CUSTARD DOUGHNUTS

Sadie liked custard doughnuts. Strawberry, raspberry and even chocolate fillings were great, but nothing could beat that smooth, sweet taste of custard and pastry that filled you with a glowing sensation.
    Sadie had tried custard tarts, and custard with apple pie or treacle pudding. Somehow it wasn't the same. While all her school friends queued for crisps, coke and chocolate bars, Sadie was preferred to walk to the patisserie and collect her custard doughnut.
    Apart from her daughter's expanding waistline, Sadie's mother was also worried that this pastry preference was becoming the highlight of a young life that should have been filled with pop videos, parties, and boys.
    So Sadie's parents upgraded her computer, paid some computer geek to write a program that blocked pornography websites - and any reference to custard doughnuts - in the hope she would spend her spare time surfing the Web instead of pursuing confectionery.
    Sadie took to the Internet like a wart hog to mud. She wallowed in the online art galleries, interactive discussions on the state of the planet, and simulations of sounds made by dinosaurs.
    But, most importantly, she Googled custard doughnuts. It came up with caramel doughnuts, iced doughnuts, dinky doughnuts, even doughnuts for dogs - but no custard doughnuts. Sadie was puzzled. How was it be possible that such a comprehensive search engine couldn't find anything about custard doughnuts? Then she started to believe that they had been a figment of her imagination and it was just fate that she lived near the only patisserie on the planet that made them.
    One night Sadie went to bed sadly perplexed over the matter and woke the next morning feeling as though a void had opened up in her life. It wasn't until lunch time that she realised what had happened - her craving for custard doughnuts had disappeared.
    As time passed, that void demanded to be filled, yet it seemed that nothing could compensate for Sadie's old pastry addiction. Sport may have been all right, but she was too big and clumsy to pirouette on the asymmetrical bars. Reading was fine if you could find something that didn't involve fluffy animals or teenage angst, and there were only so many times you could play video games before everything became a blur. So Sadie sat in her bedroom, immersed in the Internet.
    Downstairs, her parents congratulated themselves that they had weaned their daughter away from her old craving for deep fried pastry which exuded a gelatinous yellow mixture. Perhaps she would now find a nice online club that wanted to save the whale, or even take cyber hikes across the Himalayas.
    Weeks passed. Sadie's friends occasionally called to go with her to the school's disco club. Her parents held their breath. Perhaps their big, clumsy, daughter was developing into a well balanced young woman after all.
    Then, in the middle of summer, a truck pulled up outside the house. It was carrying large blocks of stone.
    Sadie's mother looked aghast at the delivery slip. 'One 70x40x30cm of rough sawn limestone. Cost & delivery PAID.' She had no choice but to allow the two delivery men to wheel it into the back garden where it sat by the patio as though a gigantic garden gnome wanted to burst from it.

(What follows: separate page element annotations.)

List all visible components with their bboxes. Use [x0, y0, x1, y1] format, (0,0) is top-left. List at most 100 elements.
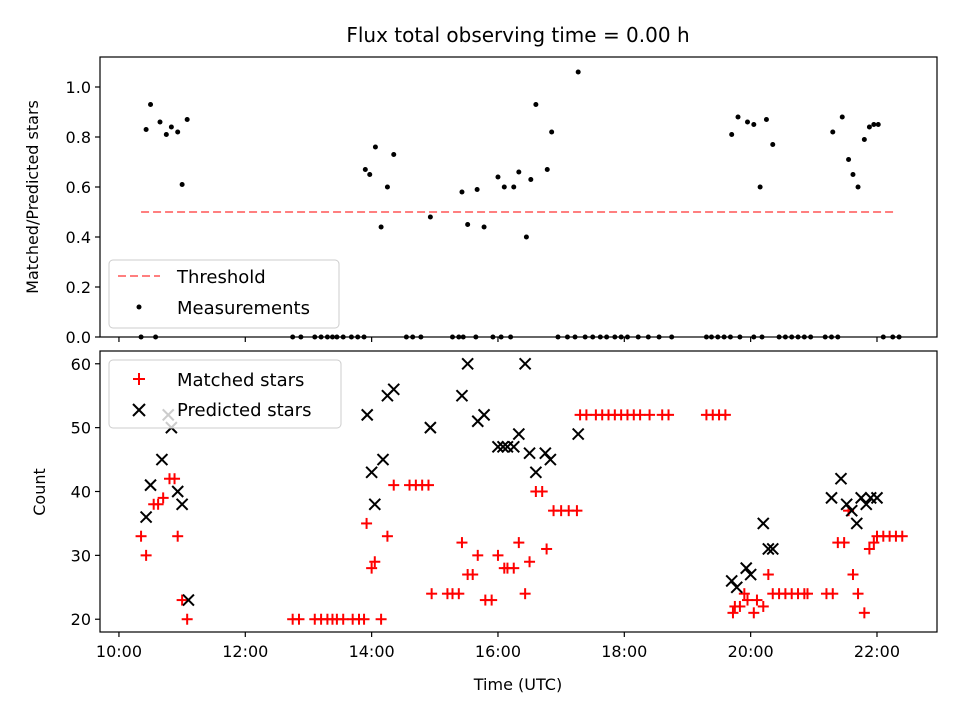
predicted-star-point: [376, 453, 390, 466]
measurements-legend-label: Measurements: [177, 298, 310, 319]
measurement-point: [727, 334, 733, 340]
predicted-star-point: [870, 491, 884, 505]
predicted-legend-label: Predicted stars: [177, 400, 311, 421]
bottom-y-tick-label: 50: [71, 419, 91, 438]
bottom-y-tick-label: 20: [71, 610, 91, 629]
matched-star-point: [727, 607, 739, 619]
predicted-star-point: [757, 517, 770, 530]
measurement-point: [656, 334, 662, 340]
predicted-star-point: [496, 440, 510, 454]
matched-star-point: [381, 530, 393, 542]
measurement-point: [449, 334, 455, 340]
matched-star-point: [571, 505, 583, 517]
matched-star-point: [157, 492, 169, 504]
measurement-point: [789, 334, 795, 340]
bottom-y-ticks: 20 30 40 50 60: [71, 355, 100, 629]
measurement-point: [312, 334, 318, 340]
measurement-point: [829, 334, 835, 340]
predicted-star-point: [518, 357, 532, 370]
matched-star-point: [366, 562, 378, 574]
matched-star-point: [140, 549, 152, 561]
measurement-point: [575, 69, 581, 75]
measurement-point: [456, 334, 462, 340]
measurement-point: [372, 144, 378, 150]
matched-star-point: [467, 569, 479, 581]
measurement-point: [157, 119, 163, 125]
measurement-point: [759, 334, 765, 340]
measurement-point: [801, 334, 807, 340]
matched-star-point: [827, 588, 839, 600]
measurement-point: [871, 122, 877, 127]
matched-star-point: [580, 409, 592, 421]
predicted-star-point: [744, 568, 757, 581]
bottom-x-tick-label: 20:00: [728, 642, 774, 661]
matched-stars-series: [135, 409, 908, 625]
measurement-point: [384, 184, 390, 190]
predicted-star-point: [182, 593, 195, 607]
predicted-star-point: [175, 498, 189, 511]
measurement-point: [367, 172, 373, 177]
measurement-point: [830, 129, 836, 135]
measurement-point: [290, 334, 296, 340]
predicted-star-point: [766, 542, 779, 556]
measurement-point: [511, 184, 517, 190]
matched-star-point: [453, 588, 465, 600]
measurement-point: [508, 334, 514, 340]
measurement-point: [355, 334, 361, 340]
top-y-axis-label: Matched/Predicted stars: [23, 100, 42, 294]
measurement-point: [715, 334, 721, 340]
measurement-point: [298, 334, 304, 340]
predicted-star-point: [512, 427, 526, 441]
measurement-point: [763, 117, 769, 122]
measurement-point: [757, 184, 763, 190]
measurement-point: [597, 334, 603, 340]
predicted-star-point: [834, 472, 848, 485]
predicted-star-point: [740, 561, 753, 575]
measurement-point: [427, 214, 433, 220]
measurement-point: [533, 102, 539, 107]
predicted-star-point: [461, 357, 474, 370]
measurement-point: [555, 334, 561, 340]
measurement-point: [861, 137, 867, 142]
matched-star-point: [358, 613, 370, 625]
predicted-star-point: [860, 498, 873, 511]
measurement-point: [516, 169, 522, 175]
bottom-legend-box: [108, 359, 342, 429]
predicted-star-point: [571, 427, 585, 441]
top-legend-box: [108, 259, 340, 329]
measurement-point: [795, 334, 801, 340]
matched-star-point: [169, 473, 181, 485]
measurement-point: [808, 334, 814, 340]
measurement-point: [329, 334, 335, 340]
measurement-point: [348, 334, 354, 340]
matched-star-point: [663, 409, 675, 421]
measurement-point: [549, 129, 555, 135]
predicted-star-point: [455, 389, 469, 402]
measurement-point: [751, 334, 757, 340]
bottom-y-tick-label: 60: [71, 355, 91, 374]
matched-star-point: [541, 543, 553, 555]
matched-star-point: [802, 588, 814, 600]
matched-star-point: [472, 549, 484, 561]
matched-star-point: [751, 594, 763, 606]
measurement-point: [564, 334, 570, 340]
matched-star-point: [634, 409, 646, 421]
chart-title: Flux total observing time = 0.00 h: [346, 23, 689, 47]
matched-star-point: [896, 530, 908, 542]
top-y-tick-label: 0.4: [66, 228, 91, 247]
measurement-point: [490, 334, 496, 340]
matched-star-point: [741, 594, 753, 606]
measurement-point: [744, 119, 750, 125]
matched-star-point: [375, 613, 387, 625]
matched-star-point: [734, 600, 746, 612]
measurement-point: [138, 334, 144, 340]
measurement-point: [544, 167, 550, 172]
predicted-star-point: [387, 383, 400, 396]
predicted-star-point: [850, 517, 863, 530]
measurement-point: [770, 142, 776, 147]
measurement-point: [896, 334, 902, 340]
top-y-tick-label: 0.6: [66, 178, 91, 197]
measurement-point: [148, 102, 154, 107]
predicted-star-point: [171, 485, 184, 498]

    Before going to her morning coffee club, Sadie's mother went up to her daughter's room. Under the bed she found a wooden box containing three stone chisels, a file, rasp, dust mask, protective goggles and a three pound iron hammer. It was now apparent what Sadie had done with all the money she had saved by not buying custard doughnuts.

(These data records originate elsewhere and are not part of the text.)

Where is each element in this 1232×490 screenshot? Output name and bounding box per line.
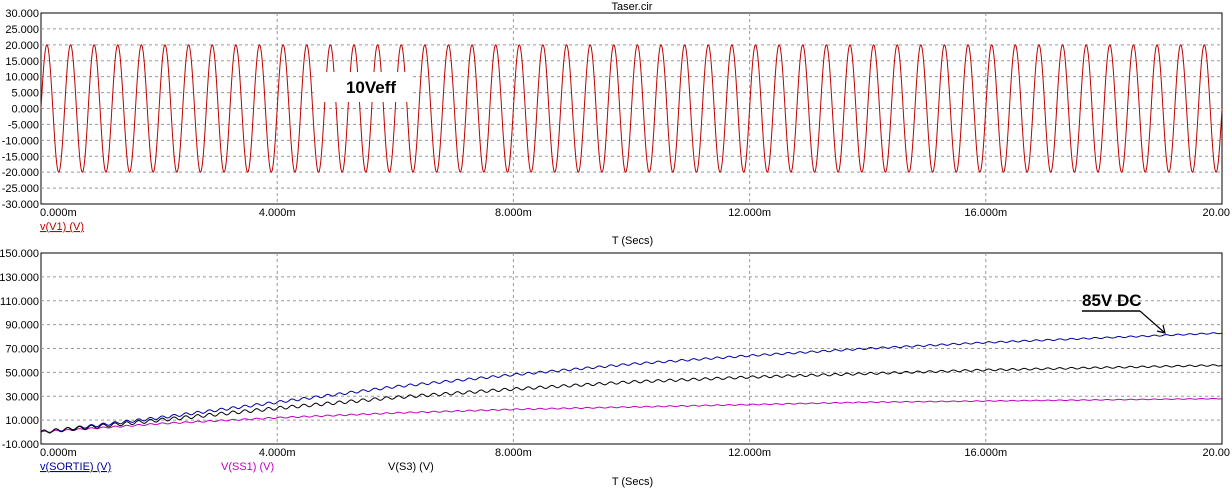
annotation-10veff-box bbox=[316, 72, 412, 102]
y-tick-label: 5.000 bbox=[11, 88, 39, 100]
x-tick-label: 20.00 bbox=[1202, 207, 1230, 219]
y-tick-label: 10.000 bbox=[5, 72, 39, 84]
y-tick-label: 50.000 bbox=[5, 367, 39, 379]
plot-v1-series bbox=[40, 44, 1223, 173]
y-tick-label: -20.000 bbox=[2, 167, 39, 179]
legend-v1: v(V1) (V) bbox=[40, 221, 84, 233]
series-line-v1 bbox=[40, 44, 1223, 173]
y-tick-label: -10.000 bbox=[2, 135, 39, 147]
y-tick-label: -15.000 bbox=[2, 151, 39, 163]
series-line-ss1 bbox=[40, 397, 1223, 433]
y-tick-label: 110.000 bbox=[0, 296, 39, 308]
plot-v1-x-ticks: 0.000m 4.000m 8.000m 12.000m 16.000m 20.00 bbox=[40, 207, 1230, 219]
legend-s3: V(S3) (V) bbox=[388, 461, 434, 473]
x-tick-label: 0.000m bbox=[40, 207, 77, 219]
y-tick-label: 30.000 bbox=[5, 391, 39, 403]
x-tick-label: 8.000m bbox=[495, 447, 532, 459]
plot-outputs-y-ticks: 150.000 130.000 110.000 90.000 70.000 50.000 3… bbox=[0, 248, 39, 451]
window-title: Taser.cir bbox=[612, 1, 653, 13]
y-tick-label: -25.000 bbox=[2, 183, 39, 195]
y-tick-label: 15.000 bbox=[5, 56, 39, 68]
plot-outputs-x-ticks: 0.000m 4.000m 8.000m 12.000m 16.000m 20.00 bbox=[40, 447, 1230, 459]
legend-ss1: V(SS1) (V) bbox=[221, 461, 274, 473]
y-tick-label: -10.000 bbox=[2, 439, 39, 451]
plot-v1-y-ticks: 30.000 25.000 20.000 15.000 10.000 5.000 0.000… bbox=[2, 8, 39, 211]
y-tick-label: 0.000 bbox=[11, 104, 39, 116]
x-tick-label: 20.00 bbox=[1202, 447, 1230, 459]
y-tick-label: 70.000 bbox=[5, 344, 39, 356]
y-tick-label: 130.000 bbox=[0, 272, 39, 284]
series-line-sortie bbox=[40, 332, 1223, 433]
y-tick-label: 10.000 bbox=[5, 415, 39, 427]
plot-v1-grid bbox=[41, 13, 1222, 204]
plot-outputs-grid bbox=[41, 253, 1222, 444]
annotation-10veff: 10Veff bbox=[316, 72, 412, 102]
x-tick-label: 12.000m bbox=[728, 447, 771, 459]
annotation-10veff-text: 10Veff bbox=[346, 78, 396, 97]
y-tick-label: 20.000 bbox=[5, 40, 39, 52]
annotation-85v-dc: 85V DC bbox=[1082, 291, 1166, 334]
y-tick-label: -5.000 bbox=[8, 119, 39, 131]
series-line-s3 bbox=[40, 364, 1223, 434]
y-tick-label: 90.000 bbox=[5, 320, 39, 332]
plot-v1: 30.000 25.000 20.000 15.000 10.000 5.000 0.000… bbox=[2, 8, 1230, 247]
x-tick-label: 16.000m bbox=[964, 207, 1007, 219]
y-tick-label: 150.000 bbox=[0, 248, 39, 260]
x-tick-label: 12.000m bbox=[728, 207, 771, 219]
x-tick-label: 8.000m bbox=[495, 207, 532, 219]
annotation-85v-dc-text: 85V DC bbox=[1082, 291, 1142, 310]
x-tick-label: 4.000m bbox=[259, 447, 296, 459]
annotation-85v-dc-leader bbox=[1139, 310, 1166, 334]
plot-outputs-series bbox=[40, 332, 1223, 434]
x-tick-label: 0.000m bbox=[40, 447, 77, 459]
y-tick-label: 30.000 bbox=[5, 8, 39, 20]
x-tick-label: 4.000m bbox=[259, 207, 296, 219]
annotation-85v-dc-arrowhead bbox=[1156, 324, 1166, 334]
y-tick-label: -30.000 bbox=[2, 199, 39, 211]
y-tick-label: 25.000 bbox=[5, 24, 39, 36]
plot-outputs: 150.000 130.000 110.000 90.000 70.000 50.000 3… bbox=[0, 248, 1230, 488]
legend-sortie: v(SORTIE) (V) bbox=[40, 461, 111, 473]
plot-v1-x-axis-label: T (Secs) bbox=[612, 235, 653, 247]
x-tick-label: 16.000m bbox=[964, 447, 1007, 459]
plot-outputs-x-axis-label: T (Secs) bbox=[612, 476, 653, 488]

    Sadie's first efforts with the hammer and chisel produced something shaped like an amoeba. It might have been useful as a giant's doorstop, and provoked several enquiries from neighbours anxious that the council had commissioned some modern sculpture to offend local taste. With help from the stone carver's website she had discovered, Sadie's work quickly improved.
    As her father looked out over his flower beds punctuated by huge stone animals, he wondered if he didn't after all prefer a plump, custard doughnut loving daughter instead of one with arms like Popeye capable of flattening the neighbourhood bullies. At least his golfing friends were impressed and their club commissioned Sadie to carve something monolithic as an interesting hazard on the ninth hole. It may have been paranoia, but when the sculpture was finished, her father had the horrible suspicion that it looked like a gigantic custard doughnut.